First among all the empty-headed things I ever lay my eyes upon are commercials, commercials put on during sporting events, sporting events like the Olympics. These must stand out so much for me because we don’t have cable. I don’t have cable mostly because I detest commercials, commercials like those put on during sporting events… well, you get the point.
I first noticed my intense disdain for the fluff that companies like Coca-Cola, most of all, but followed closely as well by McDonald’s, some beer company, and Bell Canada put on during televised sports when I happened to be visiting a friend and he made me watch a Canadian Hockey World Cup such-and-such one New Year’s.
I am not against sports, or even hockey. Indeed, besides putting no effort at all into watching hockey, I rather don’t mind it. Watching it, not Coca-Cola’s message about what it means to be Canadian: watching the game with my thin, good-looking, multi-racial friends (who are of absolutely every age group), while we exchange high-fives, wearing red and white clothing, checking our iPhones for messages from our other multi-racial, good-looking friends, all while drinking Coca-Cola. That’s what bugs me.
I don’t like manipulation. I especially hate tired old, feel-good manipulation from a company attempting to insinuate itself into my affect.

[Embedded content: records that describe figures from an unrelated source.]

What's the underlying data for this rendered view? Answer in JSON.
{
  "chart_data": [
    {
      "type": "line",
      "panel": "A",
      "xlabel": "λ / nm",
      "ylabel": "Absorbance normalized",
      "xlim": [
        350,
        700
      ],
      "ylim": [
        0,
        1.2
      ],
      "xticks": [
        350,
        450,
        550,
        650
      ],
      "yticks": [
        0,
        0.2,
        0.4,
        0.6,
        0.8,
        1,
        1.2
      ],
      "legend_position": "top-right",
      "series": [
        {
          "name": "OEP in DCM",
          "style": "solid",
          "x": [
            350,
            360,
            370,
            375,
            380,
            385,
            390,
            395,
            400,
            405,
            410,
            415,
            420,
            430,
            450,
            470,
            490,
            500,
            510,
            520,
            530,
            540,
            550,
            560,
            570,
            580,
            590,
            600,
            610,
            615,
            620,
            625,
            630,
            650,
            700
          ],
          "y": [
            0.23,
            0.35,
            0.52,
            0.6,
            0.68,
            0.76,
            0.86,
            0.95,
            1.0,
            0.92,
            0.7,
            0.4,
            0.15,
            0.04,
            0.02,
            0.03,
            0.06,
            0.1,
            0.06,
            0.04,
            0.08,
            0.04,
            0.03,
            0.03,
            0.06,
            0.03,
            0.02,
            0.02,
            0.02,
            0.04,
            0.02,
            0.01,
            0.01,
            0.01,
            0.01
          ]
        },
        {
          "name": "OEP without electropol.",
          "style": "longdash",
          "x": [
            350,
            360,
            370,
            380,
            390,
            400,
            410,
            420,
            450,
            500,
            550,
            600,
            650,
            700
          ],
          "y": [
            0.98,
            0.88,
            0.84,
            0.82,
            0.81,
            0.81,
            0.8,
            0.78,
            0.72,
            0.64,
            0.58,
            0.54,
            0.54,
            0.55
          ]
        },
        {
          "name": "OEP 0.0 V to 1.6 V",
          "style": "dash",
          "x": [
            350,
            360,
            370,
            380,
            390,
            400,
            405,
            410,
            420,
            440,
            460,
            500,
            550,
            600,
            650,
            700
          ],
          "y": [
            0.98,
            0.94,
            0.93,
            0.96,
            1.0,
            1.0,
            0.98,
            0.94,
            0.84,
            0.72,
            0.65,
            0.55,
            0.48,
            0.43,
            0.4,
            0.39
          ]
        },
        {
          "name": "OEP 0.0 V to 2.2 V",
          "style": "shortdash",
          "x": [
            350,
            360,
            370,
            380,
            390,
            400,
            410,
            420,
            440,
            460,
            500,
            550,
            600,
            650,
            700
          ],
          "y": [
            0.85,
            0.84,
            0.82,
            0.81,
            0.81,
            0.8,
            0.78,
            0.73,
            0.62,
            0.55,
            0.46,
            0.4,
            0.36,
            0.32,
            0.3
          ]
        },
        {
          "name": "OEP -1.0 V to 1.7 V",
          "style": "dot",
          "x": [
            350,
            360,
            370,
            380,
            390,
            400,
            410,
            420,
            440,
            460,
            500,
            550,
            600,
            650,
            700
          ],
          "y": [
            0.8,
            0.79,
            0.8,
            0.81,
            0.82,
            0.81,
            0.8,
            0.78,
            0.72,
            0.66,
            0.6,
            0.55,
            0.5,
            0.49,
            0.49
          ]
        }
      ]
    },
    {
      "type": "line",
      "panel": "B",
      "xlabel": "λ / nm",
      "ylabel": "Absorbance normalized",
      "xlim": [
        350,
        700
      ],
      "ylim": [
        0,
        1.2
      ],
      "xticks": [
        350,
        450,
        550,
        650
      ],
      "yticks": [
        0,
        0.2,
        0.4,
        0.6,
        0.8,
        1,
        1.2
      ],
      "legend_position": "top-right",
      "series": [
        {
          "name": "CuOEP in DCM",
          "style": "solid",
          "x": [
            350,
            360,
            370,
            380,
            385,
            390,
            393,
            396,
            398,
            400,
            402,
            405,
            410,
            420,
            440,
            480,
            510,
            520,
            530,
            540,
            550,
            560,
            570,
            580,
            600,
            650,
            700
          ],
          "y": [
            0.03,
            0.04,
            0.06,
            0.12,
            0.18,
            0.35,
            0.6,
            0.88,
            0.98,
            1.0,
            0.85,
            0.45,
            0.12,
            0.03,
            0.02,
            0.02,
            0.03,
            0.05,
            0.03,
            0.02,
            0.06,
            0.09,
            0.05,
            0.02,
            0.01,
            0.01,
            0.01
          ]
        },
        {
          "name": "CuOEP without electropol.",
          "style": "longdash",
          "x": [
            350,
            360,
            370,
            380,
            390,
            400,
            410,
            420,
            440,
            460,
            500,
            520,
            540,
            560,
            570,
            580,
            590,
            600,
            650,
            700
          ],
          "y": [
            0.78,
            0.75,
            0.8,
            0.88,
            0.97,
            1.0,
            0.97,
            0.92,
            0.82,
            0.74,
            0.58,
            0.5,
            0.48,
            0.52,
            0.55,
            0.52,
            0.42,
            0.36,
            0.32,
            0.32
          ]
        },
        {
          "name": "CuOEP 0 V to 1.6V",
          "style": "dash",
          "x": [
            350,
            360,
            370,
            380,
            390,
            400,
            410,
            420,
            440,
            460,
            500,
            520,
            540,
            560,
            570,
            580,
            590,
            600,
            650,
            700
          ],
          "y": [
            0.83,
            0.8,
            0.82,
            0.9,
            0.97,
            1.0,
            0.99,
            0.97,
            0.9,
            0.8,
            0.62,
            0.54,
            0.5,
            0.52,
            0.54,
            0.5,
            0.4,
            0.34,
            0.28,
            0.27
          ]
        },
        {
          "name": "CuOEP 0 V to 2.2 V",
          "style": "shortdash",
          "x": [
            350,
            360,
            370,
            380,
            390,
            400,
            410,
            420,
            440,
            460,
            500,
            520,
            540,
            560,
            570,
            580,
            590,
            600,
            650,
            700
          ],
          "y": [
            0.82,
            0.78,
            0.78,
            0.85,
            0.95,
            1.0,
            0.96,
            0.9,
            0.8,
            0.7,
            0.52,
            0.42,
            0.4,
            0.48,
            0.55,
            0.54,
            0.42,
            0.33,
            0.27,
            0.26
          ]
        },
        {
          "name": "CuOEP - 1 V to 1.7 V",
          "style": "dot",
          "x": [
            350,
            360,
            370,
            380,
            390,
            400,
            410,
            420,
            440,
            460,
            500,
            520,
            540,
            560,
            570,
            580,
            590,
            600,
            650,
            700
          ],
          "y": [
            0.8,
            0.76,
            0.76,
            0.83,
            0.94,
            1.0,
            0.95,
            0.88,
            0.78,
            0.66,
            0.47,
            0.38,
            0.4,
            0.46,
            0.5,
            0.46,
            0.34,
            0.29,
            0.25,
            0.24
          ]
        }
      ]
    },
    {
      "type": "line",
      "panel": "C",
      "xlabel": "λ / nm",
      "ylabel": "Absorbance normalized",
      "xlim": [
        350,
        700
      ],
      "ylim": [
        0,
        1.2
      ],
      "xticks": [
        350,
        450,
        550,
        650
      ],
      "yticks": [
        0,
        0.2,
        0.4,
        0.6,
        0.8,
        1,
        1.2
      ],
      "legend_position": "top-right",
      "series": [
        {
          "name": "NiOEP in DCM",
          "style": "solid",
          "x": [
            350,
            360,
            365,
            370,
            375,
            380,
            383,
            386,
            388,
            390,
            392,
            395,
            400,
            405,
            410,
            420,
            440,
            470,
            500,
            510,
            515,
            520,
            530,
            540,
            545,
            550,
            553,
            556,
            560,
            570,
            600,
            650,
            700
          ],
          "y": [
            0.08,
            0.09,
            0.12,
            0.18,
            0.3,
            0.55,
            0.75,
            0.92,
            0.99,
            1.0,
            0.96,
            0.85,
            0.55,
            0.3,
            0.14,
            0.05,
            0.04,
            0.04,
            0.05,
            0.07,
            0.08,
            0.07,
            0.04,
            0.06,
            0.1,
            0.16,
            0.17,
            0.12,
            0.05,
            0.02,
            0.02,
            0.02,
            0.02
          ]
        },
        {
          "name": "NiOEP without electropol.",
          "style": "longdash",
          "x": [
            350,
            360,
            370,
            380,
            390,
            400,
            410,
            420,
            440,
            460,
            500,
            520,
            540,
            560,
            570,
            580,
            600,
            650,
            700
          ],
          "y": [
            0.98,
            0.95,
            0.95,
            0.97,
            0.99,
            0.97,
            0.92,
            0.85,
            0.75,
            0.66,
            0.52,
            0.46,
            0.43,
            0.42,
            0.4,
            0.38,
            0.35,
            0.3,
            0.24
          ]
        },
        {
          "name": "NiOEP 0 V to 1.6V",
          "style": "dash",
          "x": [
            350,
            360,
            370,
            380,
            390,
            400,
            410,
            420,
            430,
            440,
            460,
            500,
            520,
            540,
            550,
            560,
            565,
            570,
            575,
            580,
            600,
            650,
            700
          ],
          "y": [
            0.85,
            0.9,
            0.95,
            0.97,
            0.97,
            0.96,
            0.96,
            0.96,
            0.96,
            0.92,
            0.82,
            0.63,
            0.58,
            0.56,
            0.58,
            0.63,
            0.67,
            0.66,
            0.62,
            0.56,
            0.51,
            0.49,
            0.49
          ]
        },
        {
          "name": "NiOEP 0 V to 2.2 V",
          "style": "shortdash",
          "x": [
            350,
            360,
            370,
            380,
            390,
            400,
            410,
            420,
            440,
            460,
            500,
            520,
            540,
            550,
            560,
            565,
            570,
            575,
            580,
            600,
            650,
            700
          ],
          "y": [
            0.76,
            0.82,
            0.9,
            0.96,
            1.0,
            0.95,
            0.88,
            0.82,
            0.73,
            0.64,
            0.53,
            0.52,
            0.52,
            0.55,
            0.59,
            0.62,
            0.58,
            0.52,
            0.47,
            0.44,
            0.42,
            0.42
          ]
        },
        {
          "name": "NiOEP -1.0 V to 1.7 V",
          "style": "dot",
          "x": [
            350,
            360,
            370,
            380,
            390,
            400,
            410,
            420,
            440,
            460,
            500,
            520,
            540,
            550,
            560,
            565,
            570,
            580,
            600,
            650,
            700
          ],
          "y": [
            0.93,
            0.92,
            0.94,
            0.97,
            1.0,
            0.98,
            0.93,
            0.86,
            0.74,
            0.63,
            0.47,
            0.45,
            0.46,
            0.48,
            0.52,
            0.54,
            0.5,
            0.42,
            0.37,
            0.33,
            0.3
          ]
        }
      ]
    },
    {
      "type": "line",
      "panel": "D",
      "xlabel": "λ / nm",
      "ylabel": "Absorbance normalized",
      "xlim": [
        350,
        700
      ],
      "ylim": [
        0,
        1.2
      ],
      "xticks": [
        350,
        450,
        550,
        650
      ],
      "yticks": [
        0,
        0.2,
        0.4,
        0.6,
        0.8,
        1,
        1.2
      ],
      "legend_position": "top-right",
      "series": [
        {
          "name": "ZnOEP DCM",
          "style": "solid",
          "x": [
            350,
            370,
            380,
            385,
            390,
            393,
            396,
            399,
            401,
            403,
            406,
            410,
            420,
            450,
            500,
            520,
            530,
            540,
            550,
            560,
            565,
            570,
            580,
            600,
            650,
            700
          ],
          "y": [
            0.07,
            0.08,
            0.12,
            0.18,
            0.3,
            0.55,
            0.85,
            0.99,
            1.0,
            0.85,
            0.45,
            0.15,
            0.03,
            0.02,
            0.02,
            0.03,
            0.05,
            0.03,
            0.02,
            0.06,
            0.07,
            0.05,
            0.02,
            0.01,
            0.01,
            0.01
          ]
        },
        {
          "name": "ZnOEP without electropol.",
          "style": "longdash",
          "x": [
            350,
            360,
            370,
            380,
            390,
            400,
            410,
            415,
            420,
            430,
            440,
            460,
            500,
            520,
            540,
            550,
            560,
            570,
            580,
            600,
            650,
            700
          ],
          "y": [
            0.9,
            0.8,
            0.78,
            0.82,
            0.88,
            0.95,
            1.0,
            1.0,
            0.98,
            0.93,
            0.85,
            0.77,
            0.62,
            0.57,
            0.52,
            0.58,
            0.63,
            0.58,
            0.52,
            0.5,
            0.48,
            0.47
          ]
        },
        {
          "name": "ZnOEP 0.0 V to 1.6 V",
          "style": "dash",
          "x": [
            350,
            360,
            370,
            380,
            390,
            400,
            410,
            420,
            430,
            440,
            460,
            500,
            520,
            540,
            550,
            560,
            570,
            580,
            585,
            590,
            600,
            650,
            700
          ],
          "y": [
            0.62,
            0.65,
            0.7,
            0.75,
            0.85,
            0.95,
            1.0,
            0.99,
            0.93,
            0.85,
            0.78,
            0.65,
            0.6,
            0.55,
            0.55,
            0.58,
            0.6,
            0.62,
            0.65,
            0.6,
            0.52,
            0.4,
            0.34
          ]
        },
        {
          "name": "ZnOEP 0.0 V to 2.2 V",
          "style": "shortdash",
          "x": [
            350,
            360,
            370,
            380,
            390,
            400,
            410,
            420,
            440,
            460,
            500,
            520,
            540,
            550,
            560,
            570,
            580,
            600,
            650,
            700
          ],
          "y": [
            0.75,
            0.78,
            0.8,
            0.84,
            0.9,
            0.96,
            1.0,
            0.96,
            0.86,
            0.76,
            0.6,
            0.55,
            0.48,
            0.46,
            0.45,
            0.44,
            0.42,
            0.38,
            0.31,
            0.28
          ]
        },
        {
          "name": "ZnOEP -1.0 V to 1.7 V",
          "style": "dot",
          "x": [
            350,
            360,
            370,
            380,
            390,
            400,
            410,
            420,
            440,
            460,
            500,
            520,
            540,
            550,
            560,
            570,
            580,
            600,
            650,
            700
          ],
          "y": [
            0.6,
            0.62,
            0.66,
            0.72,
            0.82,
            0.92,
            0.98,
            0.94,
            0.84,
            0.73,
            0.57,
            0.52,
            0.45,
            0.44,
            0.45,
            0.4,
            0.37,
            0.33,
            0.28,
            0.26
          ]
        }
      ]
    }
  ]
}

CBC depends upon this nonsense to justify its existence. Well, it preys upon it. Why would we need a government funded television company if being Canadian weren’t really such an important thing to be reminded of? And yet the logic of celebrating Canadian-ness is that we need to be reminded what it is, and that it involves good looking, thin people, of all sorts of skin hue.
I pat myself on the back when I think of all the money my hatred of commercial-political manipulation has saved me. Until I get my bill from Bell – the very company behind so many of the commercials I hate and which hatred has driven me to the internet rather than the TV for my entertainment. I spend a lot of money on the internet, streaming movies via Netflix and suchlike, all to avoid television commercials. I doubt I am really saving any money this way. But this is how powerful my hatred is for the manipulation of advertisers. Coca-Cola insinuates itself into Christmas with its polar bears. Canada equals hockey and drinking coke or beer while watching ‘the game’ with your thin, good-looking friends, does it? Well, that’s not worth dying for. “Stupid Idiot Day,” we should call November 11th, I guess?
The point is, these commercials are billion-dollar affairs created by people who know how to manipulate. I enjoyed watching some of the Olympic coverage over the internet by CBC these last two weeks. But the fact is, reasonable people do not allow themselves to be exposed to too much propaganda. Putin is a very poor propagandist compared to Coke and Bell. It is too bad that the nature of our country is being determined in the boardrooms of advertising firms, rather than in the actual events of human civilization; not by what we are, but by what they tell us we are. They keep telling us about the spirit of Canada, this is Canada.
Now this manipulation includes gay men kissing on Bell commercials. My question is, I was morally outraged when I realized big companies (such as the American company, Coca-Cola) were trying to tell me what it is to be Canadian. When will others be outraged? But my melancholy realization is that they won’t be, because the creators of these commercials are usually clever enough to know how to manipulate subtly. Sometimes they get it wrong, but most times their mindless fluff is just enough to get us to think that some disgusting brink that has twelve teaspoons of sugar in it is the ultimate thirst-quencher, or that those paper-thin burgers that give me the runs make me a true Canadian and bring me lots of good-looking, thin, multi-racial friends with iPhones.
Bell includes a one-second flash of two men kissing, enough, their research has told them, to be appreciated by homosexualists, not enough to offend other paying customers. It's not about right and wrong. It's about what sells. Nor will Google chose to lose profits over its support; nor will TD. Don't applaud Bell's daring, decry their cowardice. They are following cultural trends, not leading. Enough, Bell, but not too much, as you well know.